Accepts Healthy Volunteers

No

Genders Eligible for Study

All

Description

Inclusion Criteria:

  • Age 18 or over
  • Bilateral acne scars or have moderate to severe wrinkles
  • Subjects in good health
  • Subjects has the willingness and the ability to understand and provide informed consent for the use of their tissue and communicate with the investigator

Exclusion Criteria:

  • Under 18 years of age
  • Pregnancy or lactation
  • recent Accutane use in the past 6 months
  • prone to hypertrophic and keloidal scarring
  • have excessively redundant skin in the treatment area or wrinkles longer than 20 cm total
  • have a history of autoimmune disorders, organ transplantation, cancer not in remission, active or chronic skin disease
  • have a history of basal-cell carcinoma
  • have previously received autologous fibroblast treatment
  • have undergone any confounding therapy in the lower two-thirds of the face within 1 year or any investigational treatment within 30 days.
  • have an allergy to collagen, bovine products, local anesthetics, gentamicin, or amphotericin B
  • subjects who are unable to understand the protocol or to give informed consent
  • subjects with mental illness

Study Plan

This section provides details of the study plan, including how the study is designed and what the study is measuring.

How is the study designed?

Design Details

  • Primary Purpose: Treatment
  • Allocation: Randomized
  • Interventional Model: Single Group Assignment
  • Masking: Double

Arms and Interventions

Participant Group / Arm
Intervention / Treatment
Experimental: Fibroblast Treatment
The fibroblast treatment will be randomly injected into one side of the face.
Drug: Fibroblast Treatment
Placebo Comparator: Vehicle
The vehicle will be injected randomly to the other side of the face.
Procedure: Vehicle

What is the study measuring?

Primary Outcome Measures

Outcome Measure
Time Frame
Change from baseline of rater's comparisons at 6 months
Time Frame: Basline and 6 months
Basline and 6 months

Collaborators and Investigators

This is where you will find people and organizations involved with this study.

Sponsor

Northwestern University

Study record dates

These dates track the progress of study record and summary results submissions to ClinicalTrials.gov.
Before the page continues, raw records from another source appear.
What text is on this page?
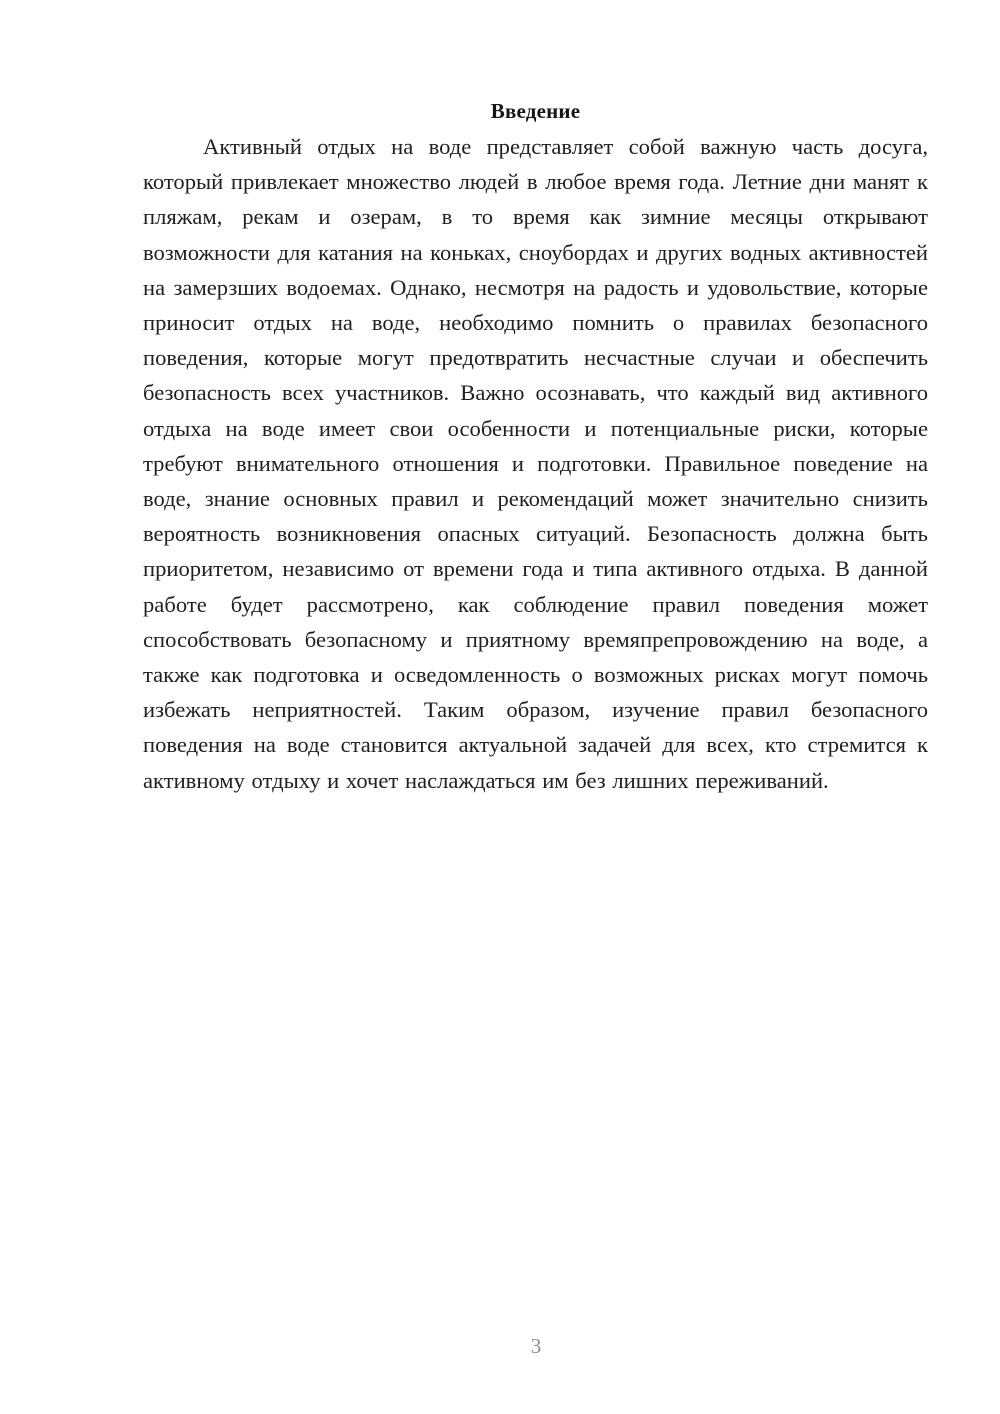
Введение

Активный отдых на воде представляет собой важную часть досуга, который привлекает множество людей в любое время года. Летние дни манят к пляжам, рекам и озерам, в то время как зимние месяцы открывают возможности для катания на коньках, сноубордах и других водных активностей на замерзших водоемах. Однако, несмотря на радость и удовольствие, которые приносит отдых на воде, необходимо помнить о правилах безопасного поведения, которые могут предотвратить несчастные случаи и обеспечить безопасность всех участников. Важно осознавать, что каждый вид активного отдыха на воде имеет свои особенности и потенциальные риски, которые требуют внимательного отношения и подготовки. Правильное поведение на воде, знание основных правил и рекомендаций может значительно снизить вероятность возникновения опасных ситуаций. Безопасность должна быть приоритетом, независимо от времени года и типа активного отдыха. В данной работе будет рассмотрено, как соблюдение правил поведения может способствовать безопасному и приятному времяпрепровождению на воде, а также как подготовка и осведомленность о возможных рисках могут помочь избежать неприятностей. Таким образом, изучение правил безопасного поведения на воде становится актуальной задачей для всех, кто стремится к активному отдыху и хочет наслаждаться им без лишних переживаний.

3
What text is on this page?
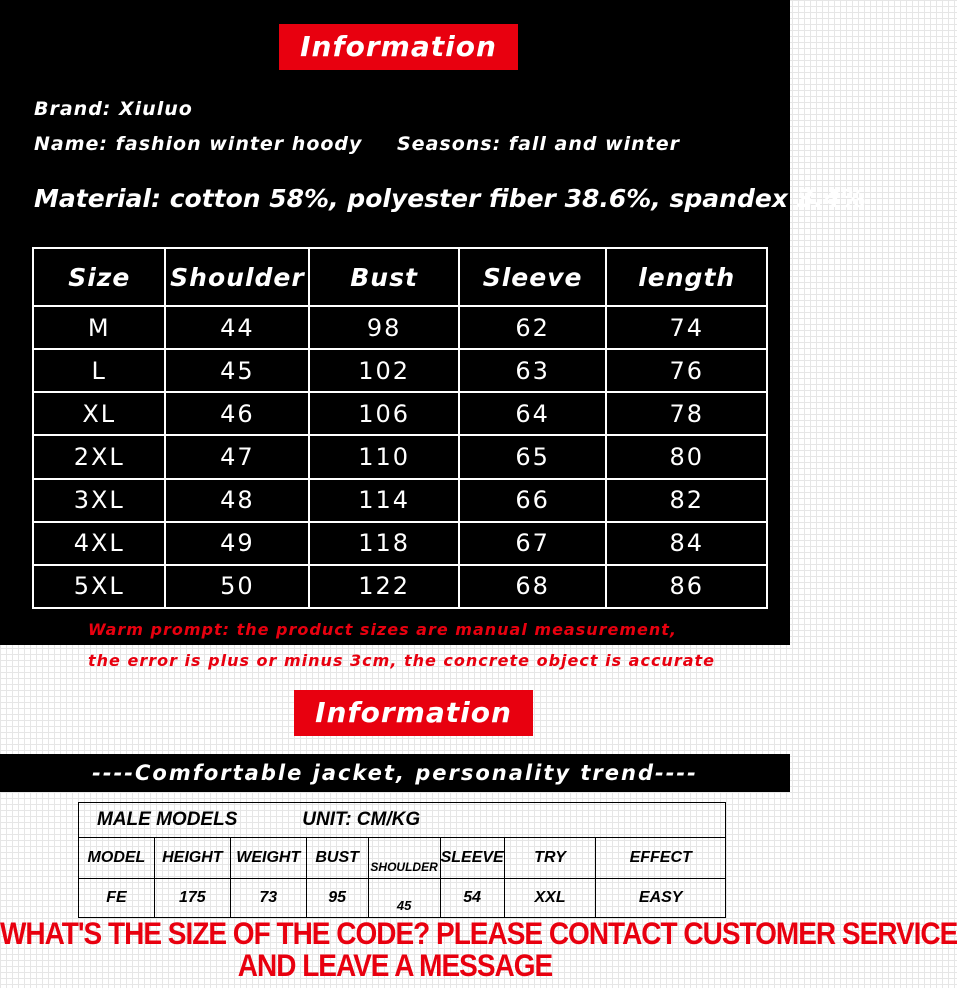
Information
Brand: Xiuluo
Name: fashion winter hoody Seasons: fall and winter
Material: cotton 58%, polyester fiber 38.6%, spandex 3.4%
Size	Shoulder	Bust	Sleeve	length
M	44	98	62	74
L	45	102	63	76
XL	46	106	64	78
2XL	47	110	65	80
3XL	48	114	66	82
4XL	49	118	67	84
5XL	50	122	68	86
Warm prompt: the product sizes are manual measurement,
the error is plus or minus 3cm, the concrete object is accurate
Information
----Comfortable jacket, personality trend----
MALE MODELS UNIT: CM/KG							
MODEL	HEIGHT	WEIGHT	BUST	SHOULDER	SLEEVE	TRY	EFFECT
FE	175	73	95	45	54	XXL	EASY
WHAT'S THE SIZE OF THE CODE? PLEASE CONTACT CUSTOMER SERVICE
AND LEAVE A MESSAGE
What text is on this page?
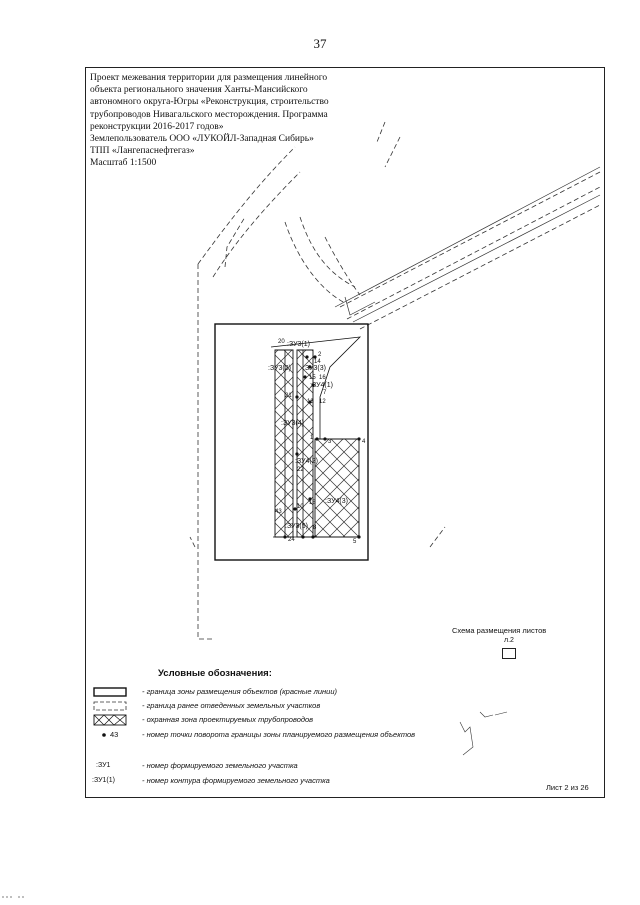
37
Проект межевания территории для размещения линейного
объекта регионального значения Ханты-Мансийского
автономного округа-Югры «Реконструкция, строительство
трубопроводов Нивагальского месторождения. Программа
реконструкции 2016-2017 годов»
Землепользователь ООО «ЛУКОЙЛ-Западная Сибирь»
ТПП «Лангепаснефтегаз»
Масштаб 1:1500
:ЗУ3(2)
:ЗУ3(1)
:ЗУ3(3)
:ЗУ4(1)
:ЗУ3(4)
:ЗУ4(2)
:ЗУ4(3)
:ЗУ3(5)
2
1
3	4
5
7
8
10
12
13
14
15 16
18
20
21
22
24
43
Схема размещения листов
л.2
Условные обозначения:
- граница зоны размещения объектов (красные линии)
- граница ранее отведенных земельных участков
- охранная зона проектируемых трубопроводов
43	- номер точки поворота границы зоны планируемого размещения объектов
:ЗУ1	- номер формируемого земельного участка
:ЗУ1(1)	- номер контура формируемого земельного участка
Лист 2 из 26
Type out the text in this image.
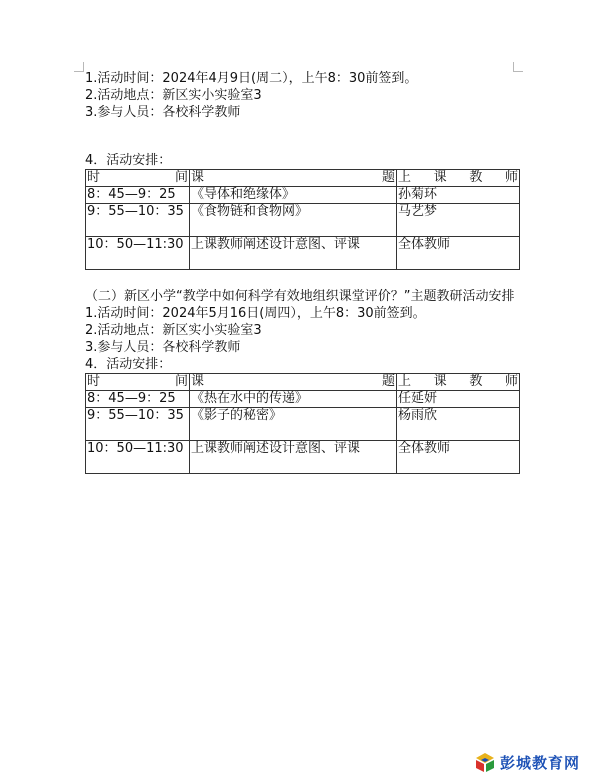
1.活动时间：2024年4月9日(周二），上午8：30前签到。
2.活动地点：新区实小实验室3
3.参与人员：各校科学教师
4．活动安排：
时间	课题	上课教师
8：45—9：25	《导体和绝缘体》	孙菊环
9：55—10：35	《食物链和食物网》	马艺梦
10：50—11:30	上课教师阐述设计意图、评课	全体教师
（二）新区小学“教学中如何科学有效地组织课堂评价？”主题教研活动安排
1.活动时间：2024年5月16日(周四），上午8：30前签到。
2.活动地点：新区实小实验室3
3.参与人员：各校科学教师
4．活动安排：
时间	课题	上课教师
8：45—9：25	《热在水中的传递》	任延妍
9：55—10：35	《影子的秘密》	杨雨欣
10：50—11:30	上课教师阐述设计意图、评课	全体教师
彭城教育网
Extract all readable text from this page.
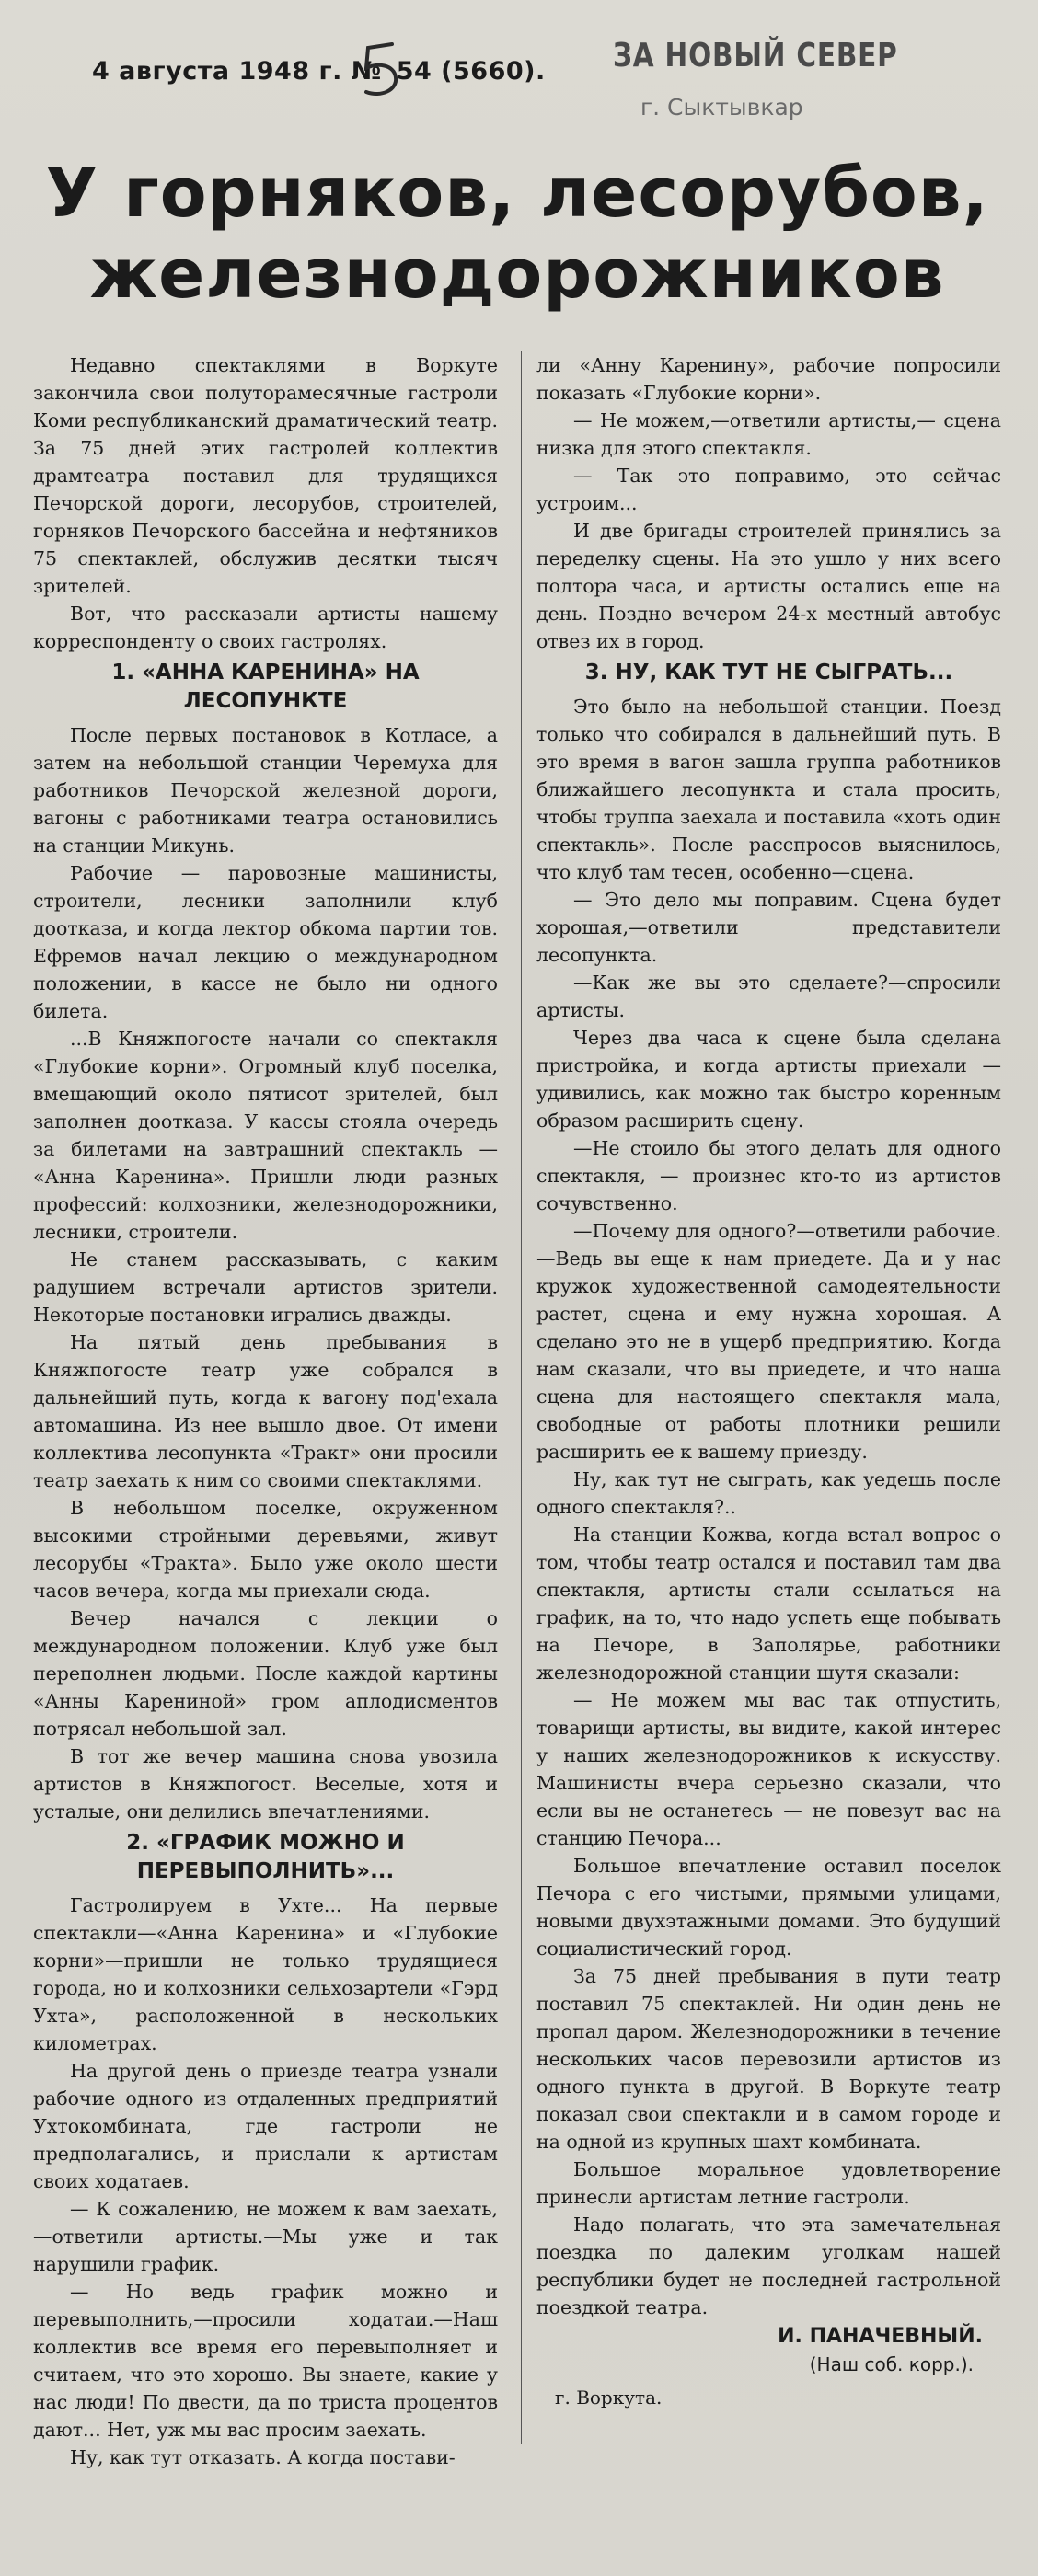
4 августа 1948 г. № 54 (5660). ЗА НОВЫЙ СЕВЕР
г. Сыктывкар
У горняков, лесорубов,
железнодорожников

Недавно спектаклями в Воркуте закончила свои полуторамесячные гастроли Коми республиканский драматический театр. За 75 дней этих гастролей коллектив драмтеатра поставил для трудящихся Печорской дороги, лесорубов, строителей, горняков Печорского бассейна и нефтяников 75 спектаклей, обслужив десятки тысяч зрителей.

Вот, что рассказали артисты нашему корреспонденту о своих гастролях.

1. «АННА КАРЕНИНА» НА ЛЕСОПУНКТЕ

После первых постановок в Котласе, а затем на небольшой станции Черемуха для работников Печорской железной дороги, вагоны с работниками театра остановились на станции Микунь.

Рабочие — паровозные машинисты, строители, лесники заполнили клуб доотказа, и когда лектор обкома партии тов. Ефремов начал лекцию о международном положении, в кассе не было ни одного билета.

...В Княжпогосте начали со спектакля «Глубокие корни». Огромный клуб поселка, вмещающий около пятисот зрителей, был заполнен доотказа. У кассы стояла очередь за билетами на завтрашний спектакль — «Анна Каренина». Пришли люди разных профессий: колхозники, железнодорожники, лесники, строители.

Не станем рассказывать, с каким радушием встречали артистов зрители. Некоторые постановки игрались дважды.

На пятый день пребывания в Княжпогосте театр уже собрался в дальнейший путь, когда к вагону под'ехала автомашина. Из нее вышло двое. От имени коллектива лесопункта «Тракт» они просили театр заехать к ним со своими спектаклями.

В небольшом поселке, окруженном высокими стройными деревьями, живут лесорубы «Тракта». Было уже около шести часов вечера, когда мы приехали сюда.

Вечер начался с лекции о международном положении. Клуб уже был переполнен людьми. После каждой картины «Анны Карениной» гром аплодисментов потрясал небольшой зал.

В тот же вечер машина снова увозила артистов в Княжпогост. Веселые, хотя и усталые, они делились впечатлениями.

2. «ГРАФИК МОЖНО И ПЕРЕВЫПОЛНИТЬ»...

Гастролируем в Ухте... На первые спектакли—«Анна Каренина» и «Глубокие корни»—пришли не только трудящиеся города, но и колхозники сельхозартели «Гэрд Ухта», расположенной в нескольких километрах.

На другой день о приезде театра узнали рабочие одного из отдаленных предприятий Ухтокомбината, где гастроли не предполагались, и прислали к артистам своих ходатаев.

— К сожалению, не можем к вам заехать,—ответили артисты.—Мы уже и так нарушили график.

— Но ведь график можно и перевыполнить,—просили ходатаи.—Наш коллектив все время его перевыполняет и считаем, что это хорошо. Вы знаете, какие у нас люди! По двести, да по триста процентов дают... Нет, уж мы вас просим заехать.

Ну, как тут отказать. А когда постави-

ли «Анну Каренину», рабочие попросили показать «Глубокие корни».

— Не можем,—ответили артисты,— сцена низка для этого спектакля.

— Так это поправимо, это сейчас устроим...

И две бригады строителей принялись за переделку сцены. На это ушло у них всего полтора часа, и артисты остались еще на день. Поздно вечером 24-х местный автобус отвез их в город.

3. НУ, КАК ТУТ НЕ СЫГРАТЬ...

Это было на небольшой станции. Поезд только что собирался в дальнейший путь. В это время в вагон зашла группа работников ближайшего лесопункта и стала просить, чтобы труппа заехала и поставила «хоть один спектакль». После расспросов выяснилось, что клуб там тесен, особенно—сцена.

— Это дело мы поправим. Сцена будет хорошая,—ответили представители лесопункта.

—Как же вы это сделаете?—спросили артисты.

Через два часа к сцене была сделана пристройка, и когда артисты приехали —удивились, как можно так быстро коренным образом расширить сцену.

—Не стоило бы этого делать для одного спектакля, — произнес кто-то из артистов сочувственно.

—Почему для одного?—ответили рабочие.—Ведь вы еще к нам приедете. Да и у нас кружок художественной самодеятельности растет, сцена и ему нужна хорошая. А сделано это не в ущерб предприятию. Когда нам сказали, что вы приедете, и что наша сцена для настоящего спектакля мала, свободные от работы плотники решили расширить ее к вашему приезду.

Ну, как тут не сыграть, как уедешь после одного спектакля?..

На станции Кожва, когда встал вопрос о том, чтобы театр остался и поставил там два спектакля, артисты стали ссылаться на график, на то, что надо успеть еще побывать на Печоре, в Заполярье, работники железнодорожной станции шутя сказали:

— Не можем мы вас так отпустить, товарищи артисты, вы видите, какой интерес у наших железнодорожников к искусству. Машинисты вчера серьезно сказали, что если вы не останетесь — не повезут вас на станцию Печора...

Большое впечатление оставил поселок Печора с его чистыми, прямыми улицами, новыми двухэтажными домами. Это будущий социалистический город.

За 75 дней пребывания в пути театр поставил 75 спектаклей. Ни один день не пропал даром. Железнодорожники в течение нескольких часов перевозили артистов из одного пункта в другой. В Воркуте театр показал свои спектакли и в самом городе и на одной из крупных шахт комбината.

Большое моральное удовлетворение принесли артистам летние гастроли.

Надо полагать, что эта замечательная поездка по далеким уголкам нашей республики будет не последней гастрольной поездкой театра.

И. ПАНАЧЕВНЫЙ.
(Наш соб. корр.).
г. Воркута.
Study records and reported results are reviewed by the National Library of Medicine (NLM) to make sure they meet specific quality control standards before being posted on the public website.

Study Major Dates

Study Start

April 1, 2013

Primary Completion (Actual)

June 1, 2013

Study Completion (Actual)

June 1, 2013

Study Registration Dates

First Submitted

September 27, 2012

First Submitted That Met QC Criteria

October 9, 2012

First Posted (Estimate)

October 11, 2012

Study Record Updates

Last Update Posted (Actual)

December 6, 2021

Last Update Submitted That Met QC Criteria

December 2, 2021

Last Verified

December 1, 2021

More Information

Terms related to this study

Additional Relevant MeSH Terms

Other Study ID Numbers

  • STU67333

This information was retrieved directly from the website clinicaltrials.gov without any changes. If you have any requests to change, remove or update your study details, please contact register@clinicaltrials.gov. As soon as a change is implemented on clinicaltrials.gov, this will be updated automatically on our website as well.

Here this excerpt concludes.